第2章 とても大事な【根の働き】
植物の栽培には用土が大切ですが、その植物の根がどんな性質を持っているのかをか知ったうえでなければ、用土を選ぶことはできません。植物一家の大黒柱は<根>に他ならないのです。
1.重要な器官は根に集中しています。
植物の茎、葉、花などを上半身とすると、根は下半身です。根の役目は、まず上半身である茎、葉を倒れないようにがっちり支えることです。ヒトの体で言えば足腰に相当します。
そして、さらに大切な役目は、栄養・水分を吸収して上半身に送ることです。土に溶けている肥料成分から、植物体が利用できる成分を必要分だけ選んで吸収します。つまり、根は食べ物を取り入れる口であり、消化する胃腸でもあるのです。これだけ大切な器官が集中している根が元気なら、植物は健康体だと言えます。
2.働くのは若い根と根毛です。
根が地上部に養分・水分を送るといっても、根の全ての部分がその仕事に関わるわけではありません。成熟した太い根は、植物体を支えているだけで、ほとんで養・水分を吸収する働きはしません。
主役は、若い根と根毛です。若い根の先端は、表皮の細胞の一部が細長い管のように伸びています。これが根毛で、土粒から活発に養分・水分を吸収します。根は根毛を生やすことでその表面積を数十倍にし、効率的な養分・水分の吸収システムを作っています。
3.根は空気をたくさん吸って、働くエネルギーを生みます。
根が養分・水分を吸収するには、エネルギーが必要です。エネルギーを生み出すため、植物はまず光合成で葉がつくったでんぷんを根に送ります。根は、吸い込んだ酸素とでんぷんを結合させてエネルギーとします。
根に欠かせない3要素は「空気」「水」「養分」ですが、中でも空気が不足すると、根は酸素欠乏で窒息し、やがて根腐れを起こします。
4.根は猛スピードで伸びます。
野生の動物は歩き回って餌をあさります。
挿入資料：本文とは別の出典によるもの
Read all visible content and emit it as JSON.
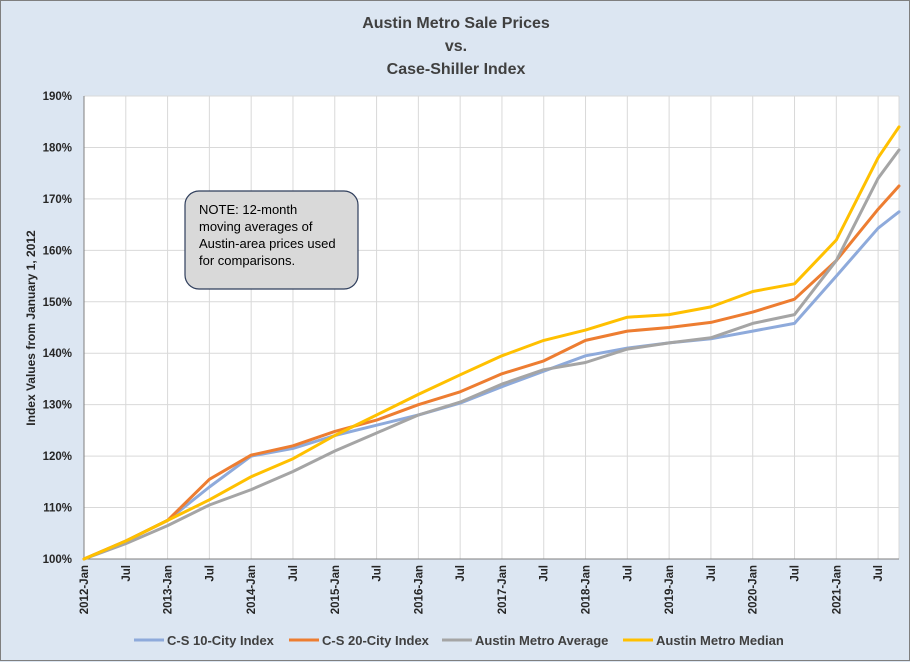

テリトリーが広いほど、餌にありつく可能性は高いといえるでしょう。
植物は歩き回って栄養をとることが出来ないので、根を伸ばして養分・水分を吸収します。畑で育ったコムギの根は深さ120cm、幅60cmに、またトマトは畑に定植後約2ヶ月で深さ80cm、幅110cmぐらいの広がりになります。
草花類もほぼ同じと考えられますから、根の生長のスピードは驚くべきものです。植物の生長は根が中心で、根が伸びるから地上部が育つのです。
5.根はバックせず全速前進します。
養分・水分を吸収する主要部は根の先端付近にあるので、根は前に前に伸びようとし後戻りしません。鉢植えの根は放射状に直進し、鉢壁にぶつかると分枝して壁面に網目状に張ります。
このように根は猪突猛進のイノシシ型ですから、小苗の鉢上げの際には、小鉢→中鉢→大鉢と徐々に鉢を大きくします。すぐ大鉢に植えると、根は分枝せず、荒く放射状に伸びて鉢壁の部分を巻いているだけとなります。これでは地上部の育成は不良になります。